Ces politiques concrètes sont complétées par une impulsion de la rénovation idéologique. Le Burkina Faso, pour sa part, est en train de faire revivre l’esprit de Thomas Sankara, avec une grande stimulation de l’auto-suffisance alimentaire en mettant en place des programmes nationaux de volontariat pour construire des barrages, en commençant par la construction de la première usine de transformation de tomates du pays pour réduire la dépendance envers les importations et la campagne nationale de restauration forestière (qui a permis de planter 5 millions d’arbres en une heure le 21 juin 2025).
Le Mali, dans son nouveau plan national de développement, est en train de créer le concept de Maliden kura ou «Nouveau Malien» : un citoyen patriote, responsable et travailleurs qui se consacre à la souveraineté nationale. Ces efforts parallèles, aussi bien, matériels qu’idéologiques, sont en train de tisser un nouveau étendard pour la région, symbolisé par le drapeau de l’AES : une carte des trois pays réunis en un seul avec les couleurs panafricaines : rouge, or et vert et le vieux baobab au centre. Les peuples du Sahel ont déployé le drapeau de la souveraineté, et chaque jour, grâce leurs luttes quotidiennes pour construire un projet régional cohérent, ils récupèrent leur dignité.

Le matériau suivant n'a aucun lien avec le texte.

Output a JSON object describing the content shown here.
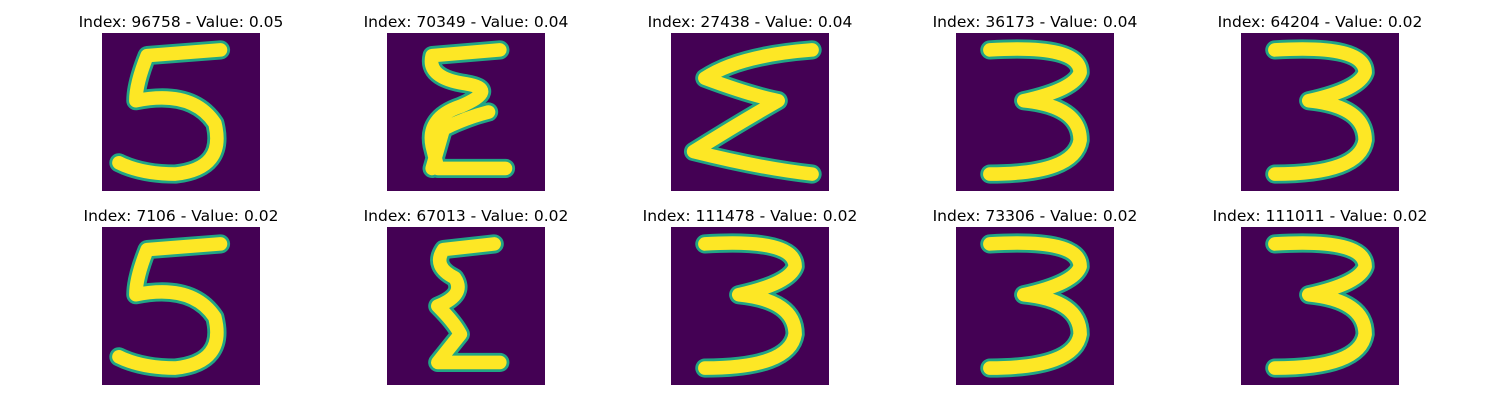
{
  "colors": {
    "background": "#440154",
    "stroke": "#fde725",
    "edge": "#21a585"
  },
  "tiles": [
    {
      "index": "96758",
      "value": "0.05",
      "digit": "5"
    },
    {
      "index": "70349",
      "value": "0.04",
      "digit": "E"
    },
    {
      "index": "27438",
      "value": "0.04",
      "digit": "sigma"
    },
    {
      "index": "36173",
      "value": "0.04",
      "digit": "3"
    },
    {
      "index": "64204",
      "value": "0.02",
      "digit": "3"
    },
    {
      "index": "7106",
      "value": "0.02",
      "digit": "5"
    },
    {
      "index": "67013",
      "value": "0.02",
      "digit": "z"
    },
    {
      "index": "111478",
      "value": "0.02",
      "digit": "3"
    },
    {
      "index": "73306",
      "value": "0.02",
      "digit": "3"
    },
    {
      "index": "111011",
      "value": "0.02",
      "digit": "3"
    }
  ],
  "title_template": {
    "prefix": "Index: ",
    "middle": " - Value: "
  }
}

Les défis qui s’annoncent, continuent à être immenses. Les économies des pays du Sahel continuent à dépendre dans une grande mesure de l’exportation des matières premières, ce qui les rend vulnérables aux fluctuations du marché mondial. La situation de la sécurité, même si elle s’est améliorée dans certaines zones, continue à être précaire. Et les forces de l’impérialisme ne sont pas restées les bras croisés. Mais se focaliser uniquement sur ces défis, c’est ignorer la réalité. Les peuples du Sahel n’attendent pas un sauveur. Ils sont en train de prendre les rênes de leur destin en mains. Le prochain anniversaire de l’alliance des États du Sahel est le bon moment pour faire l’éloge de leur courage et de leur vision. Comme disait Thomas Sankara, le grand révolutionnaire burkinabé (une phrase souvent citée par Traoré) : «Un esclave qui n’est pas capable de prendre les rênes de sa propre rébellion ne mérite pas de compassion». Les peuples du Sahel ont pris les rênes de leur rébellion.
Mikaela Nhondo Erskog, éducatrice et chercheuse à l’institut Tricontinental d’investigation sociale, a une maîtrise d’histoire de l’université de Rhodes (UCKAR) et une licence humanité de la même université.